昨季は両リーグともに連覇となったが、今季は地殻変動が起こるのか? 球界の賢人4人に無理を承知で、キャンプ前から日本一早いペナント予想を依頼した。西武、オリックスで指揮を執った「稀代の名参謀」こと伊原春樹氏の答えとは--。
セ・リーグの優勝候補はヤクルト、そこに阪神が挑む形になると思います。ヤクルトは主砲の村上宗隆(22)をはじめ昨季の優勝メンバーがほとんど残る。唯一、守護神のマクガフが退団しましたが、清水昇(26)か木澤尚文(24)でカバーできると思います。ストッパー出身の高津臣吾監督(54)ですから、うまくやるでしょう。
打線では山田哲人(30)の復調に期待したい。ここ3、4年は、彼ほどの選手にしては物足りない成績に終わっています。WBC出場が内定したようだし、これがいいきっかけになればいいんだけどね。
一方の阪神は、投手陣は万全ながら野手はどうなるかな。

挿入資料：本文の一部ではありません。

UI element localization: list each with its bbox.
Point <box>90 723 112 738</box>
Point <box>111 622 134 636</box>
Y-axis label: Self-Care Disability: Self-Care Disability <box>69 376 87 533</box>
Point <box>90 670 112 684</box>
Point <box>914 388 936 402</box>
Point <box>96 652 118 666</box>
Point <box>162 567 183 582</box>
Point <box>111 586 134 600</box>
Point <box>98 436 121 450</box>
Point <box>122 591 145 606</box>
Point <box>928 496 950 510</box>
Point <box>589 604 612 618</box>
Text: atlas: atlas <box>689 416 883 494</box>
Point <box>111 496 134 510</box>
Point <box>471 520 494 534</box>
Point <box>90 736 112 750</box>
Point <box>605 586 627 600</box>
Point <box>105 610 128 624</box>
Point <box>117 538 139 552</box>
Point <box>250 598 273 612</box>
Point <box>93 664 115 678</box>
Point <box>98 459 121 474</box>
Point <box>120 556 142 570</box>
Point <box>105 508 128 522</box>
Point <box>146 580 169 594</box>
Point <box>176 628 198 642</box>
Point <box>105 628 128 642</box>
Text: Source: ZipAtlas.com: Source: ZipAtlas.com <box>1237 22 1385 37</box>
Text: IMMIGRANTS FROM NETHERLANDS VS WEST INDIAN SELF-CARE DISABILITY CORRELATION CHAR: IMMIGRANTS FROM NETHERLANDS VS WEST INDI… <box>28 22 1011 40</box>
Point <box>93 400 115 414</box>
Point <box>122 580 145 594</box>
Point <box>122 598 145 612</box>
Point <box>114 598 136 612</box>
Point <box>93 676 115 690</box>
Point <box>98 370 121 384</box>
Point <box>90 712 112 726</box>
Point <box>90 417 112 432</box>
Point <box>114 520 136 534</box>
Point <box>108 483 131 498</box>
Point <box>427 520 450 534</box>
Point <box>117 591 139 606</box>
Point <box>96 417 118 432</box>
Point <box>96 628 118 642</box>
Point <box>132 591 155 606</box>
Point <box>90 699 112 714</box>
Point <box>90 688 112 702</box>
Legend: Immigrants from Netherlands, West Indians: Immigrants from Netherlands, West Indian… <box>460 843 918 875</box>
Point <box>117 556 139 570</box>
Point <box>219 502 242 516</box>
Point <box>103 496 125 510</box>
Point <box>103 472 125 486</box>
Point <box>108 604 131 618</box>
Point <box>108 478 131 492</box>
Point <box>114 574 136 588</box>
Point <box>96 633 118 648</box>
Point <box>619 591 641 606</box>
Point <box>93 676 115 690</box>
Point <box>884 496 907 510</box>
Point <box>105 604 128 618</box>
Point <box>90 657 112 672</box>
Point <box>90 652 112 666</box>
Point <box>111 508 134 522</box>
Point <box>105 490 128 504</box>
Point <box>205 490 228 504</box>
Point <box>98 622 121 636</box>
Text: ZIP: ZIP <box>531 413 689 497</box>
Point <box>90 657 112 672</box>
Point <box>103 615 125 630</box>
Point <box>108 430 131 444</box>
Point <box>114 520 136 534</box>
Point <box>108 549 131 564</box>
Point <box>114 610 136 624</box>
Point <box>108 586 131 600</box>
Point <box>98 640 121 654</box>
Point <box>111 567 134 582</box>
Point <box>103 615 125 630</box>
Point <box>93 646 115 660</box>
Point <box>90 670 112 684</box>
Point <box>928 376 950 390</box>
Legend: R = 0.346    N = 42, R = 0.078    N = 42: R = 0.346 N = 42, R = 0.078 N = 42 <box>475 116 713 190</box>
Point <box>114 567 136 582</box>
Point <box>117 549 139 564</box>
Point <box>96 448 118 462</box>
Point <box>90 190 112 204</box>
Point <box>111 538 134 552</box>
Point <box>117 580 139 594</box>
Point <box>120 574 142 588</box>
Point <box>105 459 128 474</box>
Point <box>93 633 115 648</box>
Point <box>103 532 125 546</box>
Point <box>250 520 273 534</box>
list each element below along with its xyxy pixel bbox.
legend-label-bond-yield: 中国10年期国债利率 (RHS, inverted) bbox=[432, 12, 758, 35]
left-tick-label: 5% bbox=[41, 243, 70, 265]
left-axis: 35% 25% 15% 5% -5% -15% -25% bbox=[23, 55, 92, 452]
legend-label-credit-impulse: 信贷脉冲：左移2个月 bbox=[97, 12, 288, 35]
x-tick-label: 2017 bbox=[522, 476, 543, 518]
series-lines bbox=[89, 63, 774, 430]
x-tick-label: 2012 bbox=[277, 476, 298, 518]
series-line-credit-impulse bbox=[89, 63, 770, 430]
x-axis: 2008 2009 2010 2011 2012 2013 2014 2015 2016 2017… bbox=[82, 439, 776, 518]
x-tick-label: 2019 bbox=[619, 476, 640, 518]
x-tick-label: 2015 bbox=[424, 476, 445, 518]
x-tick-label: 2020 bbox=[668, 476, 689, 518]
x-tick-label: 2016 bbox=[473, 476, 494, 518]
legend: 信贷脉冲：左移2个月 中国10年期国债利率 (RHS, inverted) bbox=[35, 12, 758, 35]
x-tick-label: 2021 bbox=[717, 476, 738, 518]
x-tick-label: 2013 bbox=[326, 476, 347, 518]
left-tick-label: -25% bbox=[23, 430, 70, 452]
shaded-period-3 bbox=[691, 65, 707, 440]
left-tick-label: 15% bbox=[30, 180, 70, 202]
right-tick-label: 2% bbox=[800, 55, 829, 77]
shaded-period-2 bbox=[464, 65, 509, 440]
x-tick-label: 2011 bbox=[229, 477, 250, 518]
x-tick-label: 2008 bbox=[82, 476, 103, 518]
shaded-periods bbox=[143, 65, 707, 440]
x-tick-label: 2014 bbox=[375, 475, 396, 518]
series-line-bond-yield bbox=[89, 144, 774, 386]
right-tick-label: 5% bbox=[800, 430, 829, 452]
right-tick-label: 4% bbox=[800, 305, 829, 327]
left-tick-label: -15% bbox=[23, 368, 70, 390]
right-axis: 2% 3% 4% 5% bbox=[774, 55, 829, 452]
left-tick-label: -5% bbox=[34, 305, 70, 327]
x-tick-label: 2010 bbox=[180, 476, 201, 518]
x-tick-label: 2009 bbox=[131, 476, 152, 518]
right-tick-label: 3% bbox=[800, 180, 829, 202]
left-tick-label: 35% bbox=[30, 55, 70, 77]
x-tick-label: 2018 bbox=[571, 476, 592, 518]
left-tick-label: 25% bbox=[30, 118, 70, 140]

岡田彰布新監督(65)は佐藤輝明(23)をサードに、大山悠輔(28)をファーストに固定することを明言。この2人を主軸としてどう打線を組むかに注目したい。課題は二遊間をどうするか。秋季キャンプでは中野拓夢(26)にセカンドを守らせていたけど、じゃあショートは誰にやらせるんだ、ということですから。
第2集団は昨季2位のDeNAと広島でしょう。私は先発のコマが揃っている広島が上位と見ますが、打力に勝るDeNAも捨てがたい。ただしDeNAは、足を絡めた攻撃がほとんどないのがネックだと思います。牧秀悟(24)や宮﨑敏郎(34)、オースティン(31)が出塁しても、塁上では「重石(おもし)」でしかないからね。
機動力のある走者を置けば、相手投手の負担が大幅に増す。これは実際の盗塁数とは関係なく、143試合やれば数字以上にジワジワ効いてきます。攻撃のバランスで、やはり阪神、ヤクルトに軍配が上がる。
同じことは巨人にも言える。レギュラー格で走れるのは吉川尚輝(27)くらい。走者は次の打者が打つのを待っているだけですよ。なぜ原辰徳監督(64)は改善しようとしないのか。それに菅野智之(33)、戸郷翔征(22)に続く先発ローテがいないのに、昨季20登板のメルセデス(28)をロッテに放出したりもした。もう私には原監督が何を考えているのか読めませんよ(苦笑)。今年はAクラスも厳しいかもしれません。
パは昨季同様にオリックスとソフトバンクが中心になるでしょう。ソフトはエースの千賀滉大(29)が抜けましたが、東浜巨(32)や和田毅(41)、石川柊太(31)に加えて大関友久(25)、坂東湧梧(27)、先発転向組の藤井皓哉(26)や森唯斗(31)もいる。不安はないでしょう。打線は近藤健介(29)の加入でさらに厚みを増しました。
オリックスも吉田正尚(29)がメジャー移籍しましたが、正捕手としてFAで森友哉(27)が加入。吉田に打率こそ負けますが、森の長打力と伸びてきているリード面は確実にチームの力となる。本人も投手との連携を深めるため侍ジャパンを辞退するなど、気合いが入っています。
注目は松井稼頭央新監督(47)を迎えた西武ですね。私がコーチ時代、彼は選手だった。本人も、当時の西武の足を絡めた戦術を目指すのではないかと思うんです。外崎修汰(30)や源田壮亮(29)、さらに昨季は大ケガ明けで本領を発揮できなかった若林楽人(24)ら、そのための選手は揃っているのに、昨季の盗塁数はリーグ最下位でしたからね。いつまでも山川穂高(31)に頼り切りになるわけにもいかないし、幸い、投手陣もよくなってきた。先発投手陣が揃っているロッテとAクラス入りを争うでしょう。